The Toxic language guardrail detects and blocks messages containing toxic or harmful language. It uses a dedicated LLM provider with a hardcoded prompt to identify hate speech, insults, threats, harassment, and other forms of toxic content.

It can be applied before sending the prompt to the LLM (blocking toxic prompts) and after to filter toxic responses.

How it works

The guardrail sends messages to a validation LLM with a specialized system prompt that instructs it to detect:

  • Hate speech — Offensive or derogatory language targeting a specific group based on race, gender, ethnicity, religion, disability, or sexual orientation
  • Insults — Personal attacks or name-calling intended to demean or belittle someone
  • Threats — Statements that suggest harm, violence, or intimidation
  • Obscenity — Excessive profanity or sexually explicit remarks
  • Harassment — Repeated or persistent language meant to annoy, provoke, or distress
  • Discriminatory language — Language that suggests prejudice or exclusion based on identity
  • Gaslighting or manipulation — Language that undermines someone's experiences, emotions, or sense of reality

Configuration

"guardrails": [
{
"enabled": true,
"before": true,
"after": true,
"id": "toxic_language",
"config": {
"provider": "provider_xxxxxxxxx"
}
}
]

Field explanations

  • enabled: true — The guardrail is active
  • before: true — The guardrail applies to user input before sending to the LLM
  • after: true — The guardrail applies to the LLM response

Config section

ParameterTypeRequiredDefaultDescription
providerstringYesReference ID of the LLM provider used to evaluate messages for toxic language.

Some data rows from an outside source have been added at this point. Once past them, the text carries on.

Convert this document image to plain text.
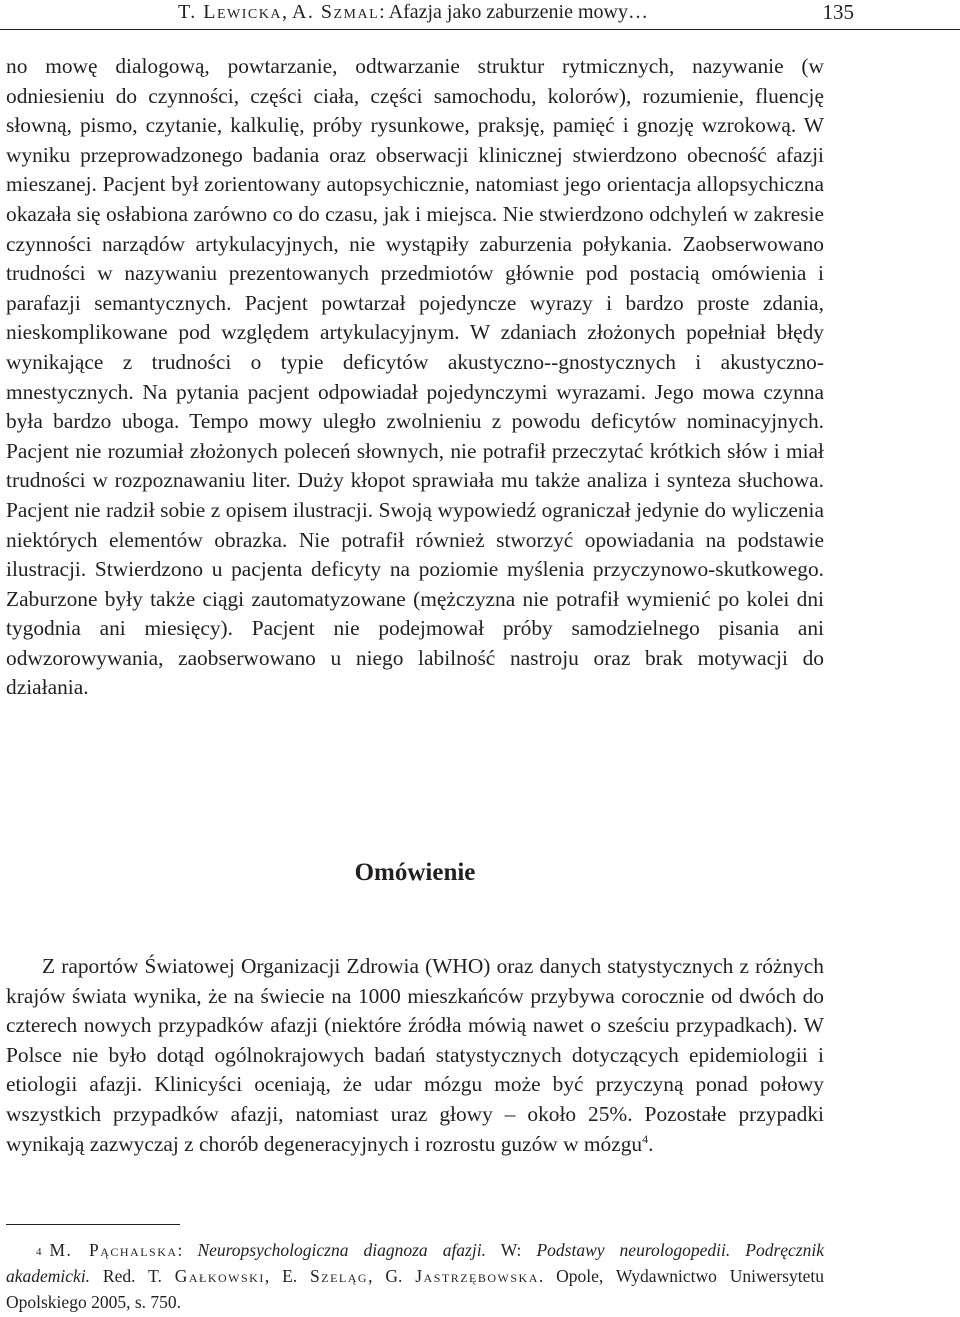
T. Lewicka, A. Szmal: Afazja jako zaburzenie mowy…	135
no mowę dialogową, powtarzanie, odtwarzanie struktur rytmicznych, nazywanie (w odniesieniu do czynności, części ciała, części samochodu, kolorów), rozumienie, fluencję słowną, pismo, czytanie, kalkulię, próby rysunkowe, praksję, pamięć i gnozję wzrokową. W wyniku przeprowadzonego badania oraz obserwacji klinicznej stwierdzono obecność afazji mieszanej. Pacjent był zorientowany autopsychicznie, natomiast jego orientacja allopsychiczna okazała się osłabiona zarówno co do czasu, jak i miejsca. Nie stwierdzono odchyleń w zakresie czynności narządów artykulacyjnych, nie wystąpiły zaburzenia połykania. Zaobserwowano trudności w nazywaniu prezentowanych przedmiotów głównie pod postacią omówienia i parafazji semantycznych. Pacjent powtarzał pojedyncze wyrazy i bardzo proste zdania, nieskomplikowane pod względem artykulacyjnym. W zdaniach złożonych popełniał błędy wynikające z trudności o typie deficytów akustyczno--gnostycznych i akustyczno-mnestycznych. Na pytania pacjent odpowiadał pojedynczymi wyrazami. Jego mowa czynna była bardzo uboga. Tempo mowy uległo zwolnieniu z powodu deficytów nominacyjnych. Pacjent nie rozumiał złożonych poleceń słownych, nie potrafił przeczytać krótkich słów i miał trudności w rozpoznawaniu liter. Duży kłopot sprawiała mu także analiza i synteza słuchowa. Pacjent nie radził sobie z opisem ilustracji. Swoją wypowiedź ograniczał jedynie do wyliczenia niektórych elementów obrazka. Nie potrafił również stworzyć opowiadania na podstawie ilustracji. Stwierdzono u pacjenta deficyty na poziomie myślenia przyczynowo-skutkowego. Zaburzone były także ciągi zautomatyzowane (mężczyzna nie potrafił wymienić po kolei dni tygodnia ani miesięcy). Pacjent nie podejmował próby samodzielnego pisania ani odwzorowywania, zaobserwowano u niego labilność nastroju oraz brak motywacji do działania.
Omówienie
Z raportów Światowej Organizacji Zdrowia (WHO) oraz danych statystycznych z różnych krajów świata wynika, że na świecie na 1000 mieszkańców przybywa corocznie od dwóch do czterech nowych przypadków afazji (niektóre źródła mówią nawet o sześciu przypadkach). W Polsce nie było dotąd ogólnokrajowych badań statystycznych dotyczących epidemiologii i etiologii afazji. Klinicyści oceniają, że udar mózgu może być przyczyną ponad połowy wszystkich przypadków afazji, natomiast uraz głowy – około 25%. Pozostałe przypadki wynikają zazwyczaj z chorób degeneracyjnych i rozrostu guzów w mózgu$^4$.
$^4$ M. Pąchalska: Neuropsychologiczna diagnoza afazji. W: Podstawy neurologopedii. Podręcznik akademicki. Red. T. Gałkowski, E. Szeląg, G. Jastrzębowska. Opole, Wydawnictwo Uniwersytetu Opolskiego 2005, s. 750.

Must be different from the main provider.
err_msgstringNo"This message has been blocked by the 'toxic-language' guardrail !"Custom error message returned when a message is blocked.

Guardrail example

If a user sends an insulting or threatening message, the guardrail will block it before reaching the LLM.

If the LLM generates a response containing hate speech, it will be blocked before reaching the user.